To be clear, marijuana is still illegal. The problem is in the government being able to prove that marijuana isn't hemp.
What is the Problem for Prosecutors?
Prosecutors bear the burden of proving someone's guilt beyond a reasonable doubt. That means that if you are charged with possessing marijuana the government has to prove beyond a reasonable doubt that the substance you are accused of possessing is in fact marijuana.
With the new hemp law, GBI crime labs would have to determine the concentration of THC in the substance in order to effectively distinguish between legal hemp and illegal marijuana.
Hemp means the Cannabis sativa L. plant and any part of such plant, including the seeds thereof and all derivatives, extracts, cannabinoids, isomers, acids, salts, and salt isomers, whether growing or not, with the federally defined THC level for hemp or a lower level.
Federally defined THC level for hemp means a delta-9-THC concentration of not more than 0.3 percent on a dry weight basis or the THC concentration for hemp defined in 7 U.S.C. Section 5940, whichever is greater.
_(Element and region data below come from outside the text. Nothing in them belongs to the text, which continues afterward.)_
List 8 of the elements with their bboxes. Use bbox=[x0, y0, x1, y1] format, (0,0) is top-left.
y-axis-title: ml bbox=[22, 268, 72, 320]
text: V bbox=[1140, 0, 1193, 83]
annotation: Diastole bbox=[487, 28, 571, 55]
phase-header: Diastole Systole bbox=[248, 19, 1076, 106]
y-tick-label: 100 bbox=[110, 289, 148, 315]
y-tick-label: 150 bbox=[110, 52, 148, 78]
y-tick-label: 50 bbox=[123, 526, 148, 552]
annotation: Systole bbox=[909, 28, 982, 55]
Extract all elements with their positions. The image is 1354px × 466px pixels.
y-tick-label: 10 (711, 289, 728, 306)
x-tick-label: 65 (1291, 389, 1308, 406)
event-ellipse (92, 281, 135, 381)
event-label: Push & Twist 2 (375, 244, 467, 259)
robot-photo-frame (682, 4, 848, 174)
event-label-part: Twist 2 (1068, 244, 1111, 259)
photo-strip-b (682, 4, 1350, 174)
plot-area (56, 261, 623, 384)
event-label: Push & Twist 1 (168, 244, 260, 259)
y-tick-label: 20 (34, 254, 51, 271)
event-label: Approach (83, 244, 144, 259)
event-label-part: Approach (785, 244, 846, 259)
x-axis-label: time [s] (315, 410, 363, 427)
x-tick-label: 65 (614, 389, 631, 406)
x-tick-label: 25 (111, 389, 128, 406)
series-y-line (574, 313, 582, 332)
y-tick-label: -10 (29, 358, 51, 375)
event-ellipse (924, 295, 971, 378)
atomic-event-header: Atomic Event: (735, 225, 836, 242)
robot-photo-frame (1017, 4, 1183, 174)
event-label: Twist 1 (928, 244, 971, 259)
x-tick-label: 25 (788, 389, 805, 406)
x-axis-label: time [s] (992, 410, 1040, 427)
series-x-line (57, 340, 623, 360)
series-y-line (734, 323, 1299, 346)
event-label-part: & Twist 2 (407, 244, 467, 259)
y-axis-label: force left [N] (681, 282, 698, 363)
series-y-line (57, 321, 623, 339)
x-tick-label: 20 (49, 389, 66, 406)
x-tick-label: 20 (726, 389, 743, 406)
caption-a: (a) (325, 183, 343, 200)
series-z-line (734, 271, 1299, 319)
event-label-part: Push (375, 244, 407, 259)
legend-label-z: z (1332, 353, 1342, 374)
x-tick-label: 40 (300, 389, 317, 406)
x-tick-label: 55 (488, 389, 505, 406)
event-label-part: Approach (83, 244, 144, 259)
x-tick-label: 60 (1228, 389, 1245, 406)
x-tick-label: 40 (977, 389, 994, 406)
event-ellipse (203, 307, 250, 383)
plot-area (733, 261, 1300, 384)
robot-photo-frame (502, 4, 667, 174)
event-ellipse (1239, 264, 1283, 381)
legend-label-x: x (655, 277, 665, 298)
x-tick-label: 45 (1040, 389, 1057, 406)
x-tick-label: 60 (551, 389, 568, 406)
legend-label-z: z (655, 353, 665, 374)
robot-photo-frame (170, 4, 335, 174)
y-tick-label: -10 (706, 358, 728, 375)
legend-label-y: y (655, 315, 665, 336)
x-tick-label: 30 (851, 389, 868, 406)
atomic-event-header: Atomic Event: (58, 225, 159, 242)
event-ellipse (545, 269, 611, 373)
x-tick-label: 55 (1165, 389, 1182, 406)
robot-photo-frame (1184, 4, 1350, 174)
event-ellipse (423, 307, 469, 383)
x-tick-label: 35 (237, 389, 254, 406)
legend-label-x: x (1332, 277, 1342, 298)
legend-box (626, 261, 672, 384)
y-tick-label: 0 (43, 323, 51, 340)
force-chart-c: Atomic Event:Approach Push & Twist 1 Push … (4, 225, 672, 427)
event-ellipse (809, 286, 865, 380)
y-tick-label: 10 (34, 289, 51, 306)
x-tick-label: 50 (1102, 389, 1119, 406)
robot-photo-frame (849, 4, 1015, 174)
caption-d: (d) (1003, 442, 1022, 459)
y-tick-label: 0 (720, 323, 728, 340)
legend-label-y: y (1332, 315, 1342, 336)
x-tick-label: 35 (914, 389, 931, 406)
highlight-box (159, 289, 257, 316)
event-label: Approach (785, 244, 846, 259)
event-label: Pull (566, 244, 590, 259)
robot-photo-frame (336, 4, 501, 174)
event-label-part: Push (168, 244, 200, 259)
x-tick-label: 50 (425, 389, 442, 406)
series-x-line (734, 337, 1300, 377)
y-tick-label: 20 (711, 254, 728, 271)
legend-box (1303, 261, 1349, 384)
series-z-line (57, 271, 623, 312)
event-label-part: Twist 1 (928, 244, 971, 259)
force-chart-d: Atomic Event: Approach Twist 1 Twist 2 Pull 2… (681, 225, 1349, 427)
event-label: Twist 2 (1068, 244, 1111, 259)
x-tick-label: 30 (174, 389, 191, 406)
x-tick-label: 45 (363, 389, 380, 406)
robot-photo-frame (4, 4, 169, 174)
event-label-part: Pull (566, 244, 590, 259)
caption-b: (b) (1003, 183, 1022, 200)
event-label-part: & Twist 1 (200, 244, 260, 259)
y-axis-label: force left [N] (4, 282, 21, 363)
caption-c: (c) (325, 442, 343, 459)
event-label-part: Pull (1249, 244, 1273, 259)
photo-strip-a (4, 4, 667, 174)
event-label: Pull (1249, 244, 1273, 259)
So, prosecutors have to be able to prove beyond a reasonable doubt that any suspected substance has a delta-9-THC concentration of over 0.3 percent on a dry weight basis. Currently, prosecutors are having a difficult time getting that testing done at the GBI.
What does this Mean?
It depends. Some folks arrested on May 10, 2019, or later for marijuana have seen good results where prosecutors have realized the issue and dismissed charges. Some prosecutors, I'm sure, will be less reluctant to take such measures.
Going forward, the state will undoubtedly change. The law will change or testing facilities will quickly accommodate the change in the law and be able to determine the THC level.